Gang Chen is an associate professor of public administration and policy at Rockefeller College, State University of New York, Albany, United States. He is the Co-Director of the State and Local Government Finance Project (SLGF) at the Center for Policy Research at Rockefeller College. Dr. Chens research focuses on addressing critical financial management challenges confronting state and local governments.
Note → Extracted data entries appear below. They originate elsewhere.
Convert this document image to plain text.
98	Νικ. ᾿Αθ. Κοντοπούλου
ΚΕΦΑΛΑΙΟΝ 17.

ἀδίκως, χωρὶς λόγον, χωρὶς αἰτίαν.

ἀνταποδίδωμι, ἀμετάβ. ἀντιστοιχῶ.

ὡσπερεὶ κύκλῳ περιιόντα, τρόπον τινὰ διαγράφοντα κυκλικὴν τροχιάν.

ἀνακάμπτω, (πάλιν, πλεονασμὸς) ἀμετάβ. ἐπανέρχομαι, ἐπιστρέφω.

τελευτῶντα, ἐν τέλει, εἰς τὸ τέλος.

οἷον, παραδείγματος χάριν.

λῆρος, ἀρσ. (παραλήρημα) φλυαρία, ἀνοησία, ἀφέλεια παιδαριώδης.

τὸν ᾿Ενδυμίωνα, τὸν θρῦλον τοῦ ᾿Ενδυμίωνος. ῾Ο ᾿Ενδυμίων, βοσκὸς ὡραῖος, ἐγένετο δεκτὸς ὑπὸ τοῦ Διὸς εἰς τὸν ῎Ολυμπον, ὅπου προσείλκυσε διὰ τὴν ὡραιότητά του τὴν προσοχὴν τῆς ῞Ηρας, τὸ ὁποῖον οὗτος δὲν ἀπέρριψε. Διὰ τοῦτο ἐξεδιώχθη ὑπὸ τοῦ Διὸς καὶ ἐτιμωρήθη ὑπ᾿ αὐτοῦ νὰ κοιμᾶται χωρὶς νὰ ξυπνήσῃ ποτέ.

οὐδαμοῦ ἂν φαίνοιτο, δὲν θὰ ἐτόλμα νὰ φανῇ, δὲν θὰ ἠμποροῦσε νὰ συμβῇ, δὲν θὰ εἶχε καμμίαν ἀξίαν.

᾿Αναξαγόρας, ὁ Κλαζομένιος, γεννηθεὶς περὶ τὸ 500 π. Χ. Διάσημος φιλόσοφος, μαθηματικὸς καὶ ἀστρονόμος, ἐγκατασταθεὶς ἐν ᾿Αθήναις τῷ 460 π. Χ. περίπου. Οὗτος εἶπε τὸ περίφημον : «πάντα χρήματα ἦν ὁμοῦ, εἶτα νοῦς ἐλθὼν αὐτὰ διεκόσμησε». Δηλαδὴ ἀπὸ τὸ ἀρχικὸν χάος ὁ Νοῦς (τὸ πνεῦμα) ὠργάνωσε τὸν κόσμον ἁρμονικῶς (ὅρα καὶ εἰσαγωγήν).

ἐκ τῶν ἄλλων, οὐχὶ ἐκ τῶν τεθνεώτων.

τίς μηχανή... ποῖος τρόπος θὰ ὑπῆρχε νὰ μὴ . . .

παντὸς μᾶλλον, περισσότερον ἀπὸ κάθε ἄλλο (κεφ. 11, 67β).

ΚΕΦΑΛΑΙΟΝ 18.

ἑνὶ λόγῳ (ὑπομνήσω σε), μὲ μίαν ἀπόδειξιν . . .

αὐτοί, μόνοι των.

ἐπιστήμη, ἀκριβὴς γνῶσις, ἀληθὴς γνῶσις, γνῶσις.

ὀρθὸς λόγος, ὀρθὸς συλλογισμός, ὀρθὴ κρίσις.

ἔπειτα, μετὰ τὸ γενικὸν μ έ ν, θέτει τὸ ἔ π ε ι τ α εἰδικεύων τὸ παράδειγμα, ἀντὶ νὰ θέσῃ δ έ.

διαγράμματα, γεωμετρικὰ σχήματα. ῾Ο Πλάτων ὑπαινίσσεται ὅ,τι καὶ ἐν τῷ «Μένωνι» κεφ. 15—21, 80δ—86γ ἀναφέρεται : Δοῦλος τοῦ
His work on state and local pension plans is widely published in top-tier journals in public administration and public finance. Dr. Chens research has been supported by prominent associations and foundations, including the Governmental Accounting Standards Board (GASB), Society of Actuaries (SOA), Center for Retirement Research at Boston College, Equable Institute, Crane Foundation, Laura and John Arnold Foundation, Reason Foundation, and Pew Charitable Trusts.

Trang Hoang is an associate professor in the School of Public Administration, University of Nebraska at Omaha, United States. Her primary research interests include public pensions, public/nonprofit budgeting and financial management, health policy, and risk management. Dr. Hoangs work on public pension reform received the Network of Schools of Public Policy, Affairs, and Administration (NASPAA) Emerging Scholar Award in 2018 and Best Dissertation Award in 2019. Her research projects have been supported by the IBM Center for the Business of Government and the Governmental Accounting Standard Board (GASB). Dr. Hoang is a recipient of the Rosemary OLeary award for excellent scholarship on women in public administration and public management.

Carol Ebdon is a professor emerita in the School of Public Administration at the University of Nebraska at Omaha, United States. Her research interests are in the areas of public budgeting and financial management. Dr. Ebdon has also worked in local government, including as the director of finance for the City of Omaha where her responsibilities included serving as the administrator and a member of the board of trustees for two defined benefit pension plans.